Ruth decía que si íbamos a estar juntos, teníamos que vivir como una pareja de verdad, que si yo la amaba de verdad tenía que demostrarle que podía cuidarla como se merecía.
Como se merecía. Cristina repitió las palabras lentamente. Y qué hay de lo que yo merecía, Damián. ¿Qué hay de lo que merece nuestro hijo? Cristina, tienes que entender. Yo creía que la empresa era nuestra.
Creía que estaba usando dinero que también era mío, pero aunque hubiera sido dinero nuestro, la voz de Cristina se endureció por primera vez. ¿Crees que tenías derecho a gastarlo en otra mujer sin decírmelo?
El silencio que siguió fue ensordecedor. Elena carraspeó suavemente y abrió la primera carpeta. Damián, legalmente tienes tres opciones. Primera, Cristina presenta denuncia penal por apropiación indebida. Dado el monto involucrado, estarías enfrentando entre dos y 6 años de prisión.
Damián palideció visiblemente. Segunda opción, devuelves íntegramente los 79 147 € en un plazo máximo de 30 días. Sin intereses, sin penalizaciones, solo la devolución completa. Elena, yo no tengo ese dinero, no tengo ni la décima parte.
Lo sé, por eso existe una tercera opción. Cristina se inclinó hacia delante entrelazando las manos sobre la mesa. La tercera opción la he diseñado yo misma y es la que prefiero por nuestro hijo.
Damián alzó la vista esperanzado por primera vez en horas. Te escucho. Cristina respiró profundamente antes de hablar. Vas a continuar como administrador de reformas hurtado. Pero tu salario se reducirá a 1500 € mensuales durante los próximos 4 años.
Los 2,000 € restantes de tu salario actual. irán directamente a saldar la deuda. Pero Cristina, con 1500 € no puedo ni pagar el alquiler del apartamento. Eso no es mi problema, Damián.

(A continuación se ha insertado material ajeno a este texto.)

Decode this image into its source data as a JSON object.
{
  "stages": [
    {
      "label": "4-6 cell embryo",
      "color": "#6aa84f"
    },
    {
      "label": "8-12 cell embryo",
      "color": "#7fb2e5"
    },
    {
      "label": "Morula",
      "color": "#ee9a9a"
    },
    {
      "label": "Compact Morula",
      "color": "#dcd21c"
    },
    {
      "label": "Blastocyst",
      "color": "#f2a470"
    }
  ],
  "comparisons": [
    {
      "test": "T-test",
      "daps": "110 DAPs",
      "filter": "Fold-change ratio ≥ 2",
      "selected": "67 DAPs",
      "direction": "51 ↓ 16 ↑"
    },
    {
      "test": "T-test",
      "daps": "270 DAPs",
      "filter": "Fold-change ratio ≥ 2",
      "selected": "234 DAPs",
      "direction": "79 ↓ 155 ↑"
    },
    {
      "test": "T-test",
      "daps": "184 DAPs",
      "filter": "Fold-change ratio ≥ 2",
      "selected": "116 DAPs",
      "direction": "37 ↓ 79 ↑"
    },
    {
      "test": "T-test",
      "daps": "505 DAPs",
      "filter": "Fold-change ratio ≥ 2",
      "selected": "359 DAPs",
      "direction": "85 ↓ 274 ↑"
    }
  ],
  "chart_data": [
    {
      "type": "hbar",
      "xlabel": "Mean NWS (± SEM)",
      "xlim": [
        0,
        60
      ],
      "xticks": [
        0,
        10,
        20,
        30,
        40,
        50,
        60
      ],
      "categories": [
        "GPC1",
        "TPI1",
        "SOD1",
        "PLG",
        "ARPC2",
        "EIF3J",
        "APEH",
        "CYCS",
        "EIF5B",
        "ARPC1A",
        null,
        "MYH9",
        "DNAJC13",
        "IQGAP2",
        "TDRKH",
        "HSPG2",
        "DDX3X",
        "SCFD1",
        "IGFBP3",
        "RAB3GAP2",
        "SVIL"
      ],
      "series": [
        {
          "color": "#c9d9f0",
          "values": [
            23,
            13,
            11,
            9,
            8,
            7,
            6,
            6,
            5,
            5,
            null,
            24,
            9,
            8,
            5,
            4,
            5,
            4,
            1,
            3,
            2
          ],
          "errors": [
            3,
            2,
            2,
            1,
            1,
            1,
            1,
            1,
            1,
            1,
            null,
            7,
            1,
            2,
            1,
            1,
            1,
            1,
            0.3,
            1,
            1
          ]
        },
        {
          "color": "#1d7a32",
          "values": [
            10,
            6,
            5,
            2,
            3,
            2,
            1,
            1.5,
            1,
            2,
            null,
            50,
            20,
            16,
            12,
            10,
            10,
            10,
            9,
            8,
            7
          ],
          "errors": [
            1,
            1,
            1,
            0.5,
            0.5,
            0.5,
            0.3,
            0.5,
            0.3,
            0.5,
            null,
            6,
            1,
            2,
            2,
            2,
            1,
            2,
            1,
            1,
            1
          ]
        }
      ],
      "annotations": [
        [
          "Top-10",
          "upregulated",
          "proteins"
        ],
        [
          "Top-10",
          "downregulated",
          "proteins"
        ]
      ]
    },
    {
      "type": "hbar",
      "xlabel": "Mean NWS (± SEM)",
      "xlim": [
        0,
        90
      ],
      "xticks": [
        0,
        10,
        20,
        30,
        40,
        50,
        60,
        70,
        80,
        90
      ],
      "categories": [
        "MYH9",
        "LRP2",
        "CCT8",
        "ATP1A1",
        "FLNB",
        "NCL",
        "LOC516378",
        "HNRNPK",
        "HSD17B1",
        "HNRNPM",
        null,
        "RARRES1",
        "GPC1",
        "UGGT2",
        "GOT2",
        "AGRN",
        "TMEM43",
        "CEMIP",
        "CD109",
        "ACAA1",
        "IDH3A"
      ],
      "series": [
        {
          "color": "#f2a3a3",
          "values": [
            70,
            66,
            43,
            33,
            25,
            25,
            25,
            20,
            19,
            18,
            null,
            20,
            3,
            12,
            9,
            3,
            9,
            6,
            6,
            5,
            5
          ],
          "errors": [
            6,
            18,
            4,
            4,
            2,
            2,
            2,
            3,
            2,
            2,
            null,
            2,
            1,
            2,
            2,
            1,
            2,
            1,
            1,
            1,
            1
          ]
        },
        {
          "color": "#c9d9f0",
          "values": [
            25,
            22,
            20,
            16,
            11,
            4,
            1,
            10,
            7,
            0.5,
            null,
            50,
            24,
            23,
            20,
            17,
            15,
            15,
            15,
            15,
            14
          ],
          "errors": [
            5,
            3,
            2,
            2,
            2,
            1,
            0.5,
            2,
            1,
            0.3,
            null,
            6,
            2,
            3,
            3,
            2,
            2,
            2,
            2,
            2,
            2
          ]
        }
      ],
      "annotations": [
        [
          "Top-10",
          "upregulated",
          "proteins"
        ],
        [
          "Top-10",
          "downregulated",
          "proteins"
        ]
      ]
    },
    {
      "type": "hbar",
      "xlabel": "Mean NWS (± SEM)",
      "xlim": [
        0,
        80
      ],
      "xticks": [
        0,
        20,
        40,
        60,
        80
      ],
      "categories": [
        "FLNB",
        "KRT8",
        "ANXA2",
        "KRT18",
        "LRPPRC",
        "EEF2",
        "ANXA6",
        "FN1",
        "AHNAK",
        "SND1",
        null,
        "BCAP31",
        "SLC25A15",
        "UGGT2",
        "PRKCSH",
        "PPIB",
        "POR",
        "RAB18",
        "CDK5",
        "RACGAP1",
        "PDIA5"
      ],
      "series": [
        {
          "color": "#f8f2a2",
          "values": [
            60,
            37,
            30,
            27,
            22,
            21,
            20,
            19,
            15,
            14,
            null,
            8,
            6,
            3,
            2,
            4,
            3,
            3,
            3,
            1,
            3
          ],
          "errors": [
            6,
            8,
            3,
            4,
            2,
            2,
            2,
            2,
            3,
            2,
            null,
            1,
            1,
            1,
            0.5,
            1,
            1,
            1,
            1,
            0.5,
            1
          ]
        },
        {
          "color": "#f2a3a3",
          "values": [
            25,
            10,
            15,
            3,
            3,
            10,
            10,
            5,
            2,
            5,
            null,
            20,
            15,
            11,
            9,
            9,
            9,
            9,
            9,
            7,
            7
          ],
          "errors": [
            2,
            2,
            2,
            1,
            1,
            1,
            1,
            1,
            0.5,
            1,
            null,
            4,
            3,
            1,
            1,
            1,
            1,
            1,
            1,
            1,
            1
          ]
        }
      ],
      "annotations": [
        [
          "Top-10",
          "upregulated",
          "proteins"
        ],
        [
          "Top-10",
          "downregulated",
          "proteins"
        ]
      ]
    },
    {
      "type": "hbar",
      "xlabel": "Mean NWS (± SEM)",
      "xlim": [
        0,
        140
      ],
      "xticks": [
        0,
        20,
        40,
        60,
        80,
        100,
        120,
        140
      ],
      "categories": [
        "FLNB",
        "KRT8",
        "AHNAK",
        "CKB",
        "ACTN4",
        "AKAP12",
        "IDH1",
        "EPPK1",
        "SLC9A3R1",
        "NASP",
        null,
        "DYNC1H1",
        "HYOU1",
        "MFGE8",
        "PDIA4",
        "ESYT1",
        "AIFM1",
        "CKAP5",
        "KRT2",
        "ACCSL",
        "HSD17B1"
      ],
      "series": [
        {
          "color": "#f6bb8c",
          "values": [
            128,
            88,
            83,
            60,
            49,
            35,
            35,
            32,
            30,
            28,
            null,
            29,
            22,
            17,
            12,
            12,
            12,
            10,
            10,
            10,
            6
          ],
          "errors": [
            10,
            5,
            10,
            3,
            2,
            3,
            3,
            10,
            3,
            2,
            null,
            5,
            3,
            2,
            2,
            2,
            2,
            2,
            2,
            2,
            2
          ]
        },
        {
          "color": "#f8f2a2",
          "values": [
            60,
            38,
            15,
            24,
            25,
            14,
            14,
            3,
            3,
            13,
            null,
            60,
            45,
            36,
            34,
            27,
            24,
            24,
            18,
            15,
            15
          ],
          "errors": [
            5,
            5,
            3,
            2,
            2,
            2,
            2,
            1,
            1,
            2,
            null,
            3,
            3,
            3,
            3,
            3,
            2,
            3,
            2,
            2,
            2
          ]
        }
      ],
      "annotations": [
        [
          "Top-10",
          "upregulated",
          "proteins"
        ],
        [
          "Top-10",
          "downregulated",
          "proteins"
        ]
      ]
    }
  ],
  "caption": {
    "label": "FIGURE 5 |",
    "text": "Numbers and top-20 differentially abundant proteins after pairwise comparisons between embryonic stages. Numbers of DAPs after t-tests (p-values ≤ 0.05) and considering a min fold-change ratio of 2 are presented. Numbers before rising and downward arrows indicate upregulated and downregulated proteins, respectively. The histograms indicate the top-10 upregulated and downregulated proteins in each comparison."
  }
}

Ese es el problema que tienes que resolver con tu esposa. La palabra esposa sonó extraña en su boca, como si fuera un idioma extranjero. Elena intervino consultando sus papeles. Con ese plan de pagos, la deuda quedaría saldada en aproximadamente 3 años y 4 meses.
Además, Cristina está dispuesta a no cobrar intereses. ¿Y qué pasa si acepto? ¿Qué garantías tengo? Cristina sonrió por primera vez en toda la conversación, pero no era una sonrisa cálida.
Las mismas garantías que yo tuve cuando usé mi herencia para salvarte de la banca rota. Las mismas que tuve cuando confié en ti durante 7 años de matrimonio. Ninguna, solo mi palabra.
Pero si acepto esto, ¿cómo voy a explicárselo a Ruth? Ella esperaba, esperaba otra vida. Ruuth esperaba una vida construida sobre mentiras y dinero robado. Cristina se puso de pie lentamente.